L’étonnement me coupait le souffle.
— J’ai mené moi aussi une investigation sur l’association. Monde Unique garde bien ses secrets. Il est difficile de connaître avec précision l’étendue de ses activités, le nombre de ses docteurs, de ses donateurs. Mais j’ai découvert, du côté de Bôhm, plusieurs faits troublants. Max Bôhm versait la majeure partie de ses gains crapuleux à MU. Chaque année, il « donnait » à l’association plusieurs centaines de milliers de francs suisses. Ces informations sont, à mon avis, incomplètes. Bôhm utilisait plusieurs banques et, bien sûr, des comptes numérotés. Il est donc difficile d’avoir une idée exacte de ses véritables transferts de fonds. Mais une chose est certaine : il appartenait au Club des 1001. Vous connaissez le système, sans doute. Ce que vous ignorez, en revanche, c’est que Bôhm avait versé à l’époque de la création du club un million de francs suisses — pratiquement un million de dollars. Nous étions en 1980 — deux années après le début du trafic de diamants.
Stupeur. Lumière. Déclics. Le vieux Max reversait ses gains à Monde Unique, et non directement au « toubib ». Soit l’organisation se chargeait de rétribuer le Monstre, soit, plus simplement, elle finançait en son nom propre les « expériences » du chirurgien. Rickiel continuait :
— Vous m’avez dit que Dumaz n’avait jamais trouvé le lieu où Bôhm se faisait soigner. Aucune trace de l’ornithologue dans les cliniques suisses, françaises ou allemandes. Je pense savoir où ce transplanté réalisait ses analyses, en toute discrétion. Au centre Monde Unique de Genève, qui dispose d’un matériel médical performant. Encore une fois, Bôhm payait cette prestation au prix fort, et l’organisation ne pouvait lui refuser ce petit « service ».
Je tentai de boire une gorgée de thé. Mes doigts tremblaient. Sans nul doute, Rickiel voyait juste.
— Qu’est-ce que cela prouve, à votre avis ?

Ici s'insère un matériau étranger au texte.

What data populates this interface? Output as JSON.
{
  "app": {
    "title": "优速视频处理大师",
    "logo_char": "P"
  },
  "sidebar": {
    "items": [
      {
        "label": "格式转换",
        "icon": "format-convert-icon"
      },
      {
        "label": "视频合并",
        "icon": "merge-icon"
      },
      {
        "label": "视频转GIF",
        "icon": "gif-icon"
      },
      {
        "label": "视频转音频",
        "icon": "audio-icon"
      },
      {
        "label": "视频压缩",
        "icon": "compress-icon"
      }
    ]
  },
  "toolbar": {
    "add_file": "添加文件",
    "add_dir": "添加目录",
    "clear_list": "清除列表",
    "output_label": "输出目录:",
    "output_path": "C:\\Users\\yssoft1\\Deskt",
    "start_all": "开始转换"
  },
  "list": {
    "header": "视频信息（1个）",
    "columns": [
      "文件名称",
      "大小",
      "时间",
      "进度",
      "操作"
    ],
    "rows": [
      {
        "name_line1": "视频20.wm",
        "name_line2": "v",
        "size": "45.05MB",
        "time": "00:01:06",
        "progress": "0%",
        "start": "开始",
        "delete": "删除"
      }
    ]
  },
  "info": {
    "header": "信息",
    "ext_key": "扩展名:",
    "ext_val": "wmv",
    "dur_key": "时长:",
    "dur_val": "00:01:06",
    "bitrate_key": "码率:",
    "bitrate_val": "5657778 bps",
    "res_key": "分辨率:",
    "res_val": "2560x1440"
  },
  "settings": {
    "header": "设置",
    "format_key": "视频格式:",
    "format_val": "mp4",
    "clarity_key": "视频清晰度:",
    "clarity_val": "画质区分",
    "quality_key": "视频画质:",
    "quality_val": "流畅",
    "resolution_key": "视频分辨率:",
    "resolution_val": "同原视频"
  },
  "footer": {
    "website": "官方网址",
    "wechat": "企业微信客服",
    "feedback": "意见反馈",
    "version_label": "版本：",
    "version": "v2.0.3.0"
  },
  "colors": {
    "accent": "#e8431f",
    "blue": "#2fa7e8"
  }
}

— Que Monde Unique cache décidément quelque chose. Et que votre « toubib » occupe là-bas un poste de haute responsabilité, qui lui permet d’engager des hommes comme Kalev et Sikkov, de financer ses propres expériences, de rendre des « services » au cardiaque le plus précieux du monde : le dompteur de cigognes.
Rickiel avait caché son jeu : lorsque je l’avais rencontré cet après-midi, il en savait déjà plus sur Monde Unique que sur le trafic de diamants lui-même. Comme lisant dans mes pensées, il poursuivit :
— Avant de vous rencontrer, Antioche, je connaissais les liens étranges qui unissaient Max Bôhm et Monde Unique — mais je ne me doutais pas de la piste spécifique des cœurs. Les meurtres de Rajko et de Gomoun appartiennent à une série plus vaste. Depuis que nous nous sommes quittés, j’ai procédé à une recherche informatique. J’ai lancé, grâce à nos terminaux, une investigation concernant les meurtres ou accidents violents survenus depuis dix années, dont la caractéristique était la disparition du cœur de la victime — vous ne vous doutez pas du nombre de choses aujourd’hui informatisées parmi les pays membres de l’OICP Le caractère unique du rapt d’un cœur nous a facilité les choses. La liste est sortie ce soir, à vingt heures. Elle est loin d’être exhaustive, votre « voleur » opérant plutôt dans des pays en crise ou très pauvres, sur lesquels nous n’avons pas toujours de renseignements. Mais cette liste est suffisante. Et elle colle sacrément le frisson. La voici.
Ma tasse vola en éclats. Le thé brûlant se répandit sur mes mains insensibles. J’arrachai la liste des mains de Rickiel. C’était le palmarès maléfique, rédigé en anglais, du voleur d’organes :
21/08/91. Gomoun. Pygmée. Sexe féminin. Née aux environs de juin 1976. Morte le 21/08/91, près de Zoko, province de Lobaye, République du Centrafrique. Circonstances de la mort : accident / attaque de gorille. Particularités : nombreuses mutilations / disparition du cœur. Groupe sanguin : B Rh’. Type HLA : Aw19,3-B37,5.
22/04/91. Nom : Rajko Nicolitch. Tsigane. Sexe masculin. Né aux environs de 1963, Iskenderum, Turquie. Mort le 22/04/91, dans la forêt dite « aux eaux claires », près de Sliven, Bulgarie. Circonstances de la mort : meurtre. Affaire non résolue. Particularités : mutilations / disparition du cœur Groupe sanguin : O Rh’. Type HLA : Aw19,3-B37,5.